Want to avoid paying unnecessary tax? I thought so.
One of the best recommendations I can give to any business owner is to schedule a tax planning meeting with their accountant every year. This should be held in May / early June to give you time to make any required changes before 30 June.
How it works
Your accountant will review your year-to-date financials and get an idea from you about what the rest of the year will look like. They will then recommend a range of actions for you to take before 30 June that will give you the best tax outcome possible.
As tax planning covers your business and personal tax liability, these activities can range from delaying or bringing forward significant purchases, through to spreading the tax liability between yourself and your company.
Your accountant will put the ‘planning’ into tax planning by also looking ahead to next financial year, and giving you actions and targets that will set you up beautifully for next year’s tax time.
As a result of the tax planning process, you will get total clarity about your tax position well in advance of getting your tax bill – not only will this help you to plan (and save) accordingly, but you’ll also avoid any nasty tax surprises.
Common tax planning activities
- Review owner / director drawings, loans, wages and expenses. Your accountant may recommend changing the type of director payments to ensure you are not disadvantaged tax-wise. For example, changing directors drawings to wages (if you are under or over certain thresholds of either) can have a significant impact on your tax liability.
- Review Division 7a loans. Further to point 1, if company directors take money out of the business which is not recorded as wages or director drawings, it is recorded as a loan. Directors must pay interest on these loans (at the official ATO interest rate), so they can cause a tax nightmare – one that can sometimes be avoided with planning.

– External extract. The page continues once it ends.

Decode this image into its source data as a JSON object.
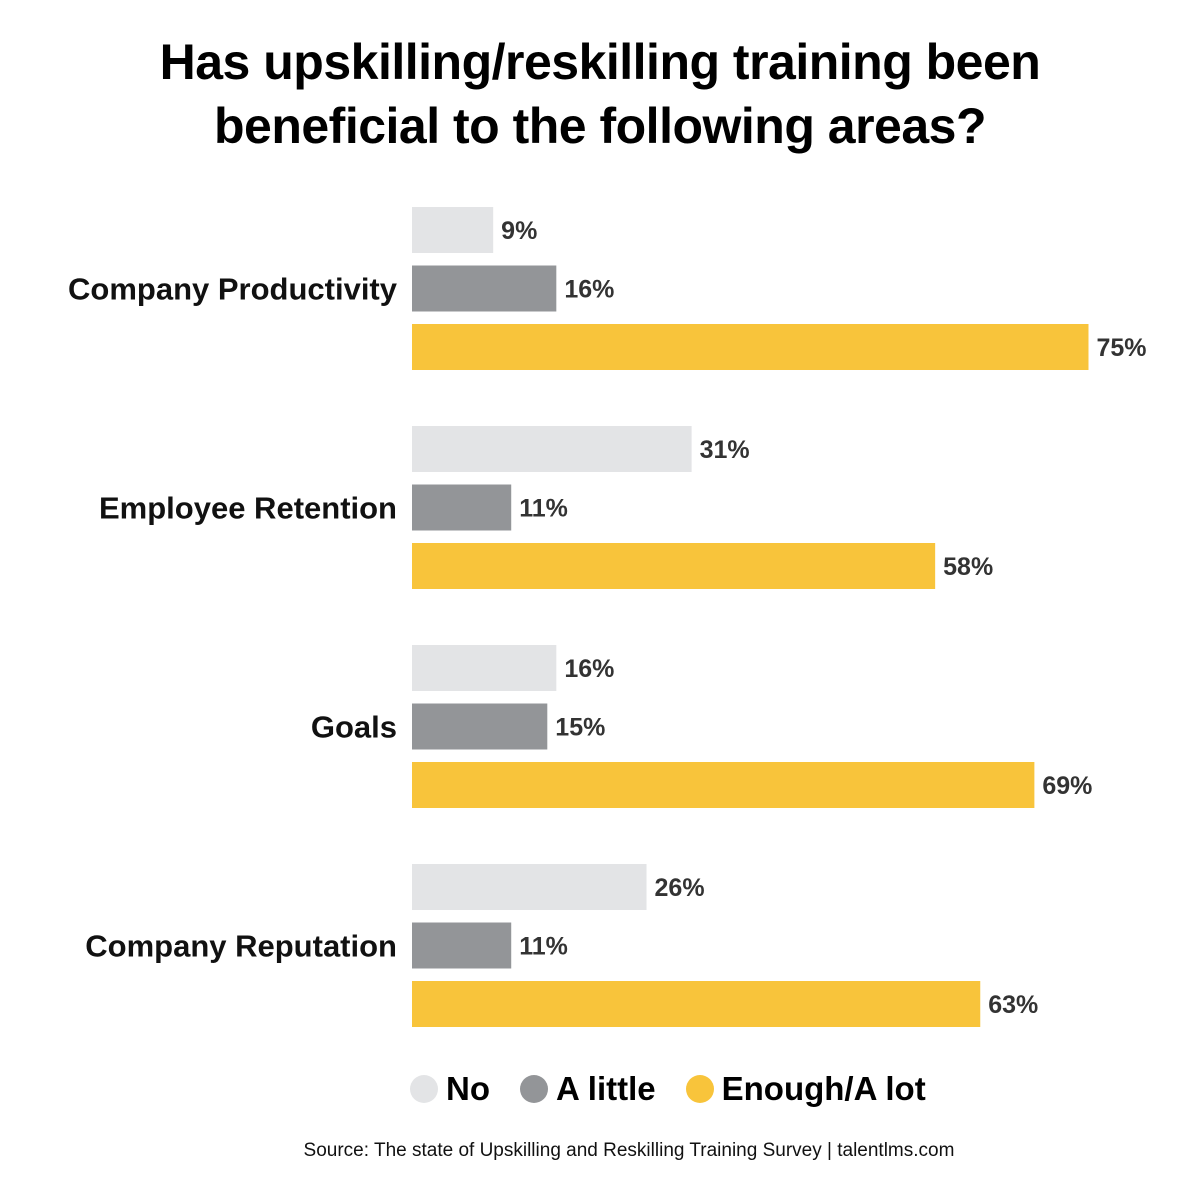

- Make extra salary sacrifice payments to super. If you are under the relevant contribution cap, it may be beneficial to make additional salary sacrifice payments to super (meaning you have less taxable income). It is important to note that your super fund must physically receive and process any payments into your personal superannuation account before 30 June for them to be tax-deductible in that financial year.
- Bring forward / push back investment in equipment. There may be times when it is better to pay for equipment in this financial year, or push it back until next year. Your accountant will make recommendations based on your overall financial situation.
The key to effective tax planning is accurate and timely data – this is where your BAS agent or bookkeeper is worth their weight in gold. Keeping your financial information up to date will enable your accountant to provide the right advice; it will also give you greater clarity so you can make the best decisions for your business (and your family).